Our study has several limitations. First, it did not include monitoring of markers of oxidative stress or of inflammatory cytokines. Therefore, the mechanisms underlying the preserved physical function mediated by anti-oxidative or anti-inflammatory processes during L-carnitine supplementation remain unknown. Second, it is well known that changes in LBM of <1 kg cannot be measured confidently with DXA; given that we could not measure the tissue hydration, further analysis adjusted for tissue hydration is necessary to assess the changes in LBM. Third, this study was not performed in a double-blind manner. Therefore, an adequately powered, double-blind, randomized clinical trial would be necessary to determine whether improved physical function in patients who receive L-carnitine is associated with better prognosis.

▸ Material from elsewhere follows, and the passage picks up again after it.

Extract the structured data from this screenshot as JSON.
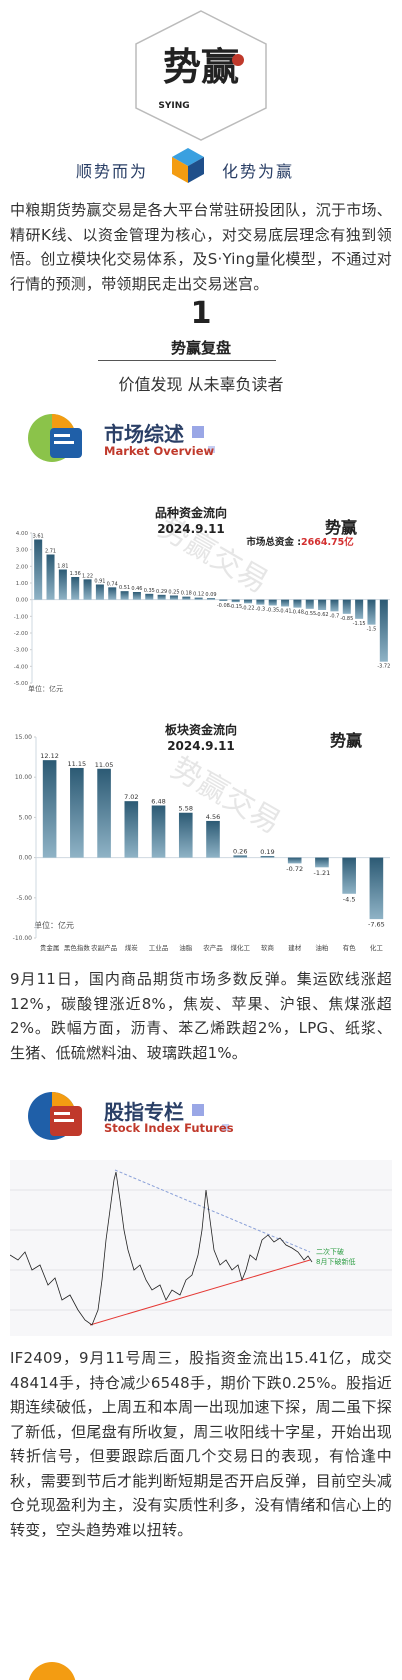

In conclusion, our findings showed the utility of L-carnitine injection for prevention of muscle weakness in patients who develop carnitine deficiency while on HD. The benefits of L-carnitine supplementation in these patients include maintenance of both physical function and LBM. Further large-scale clinical studies would be needed to establish l-carnitine supplementation significantly influences mortality rates for dialysis patients.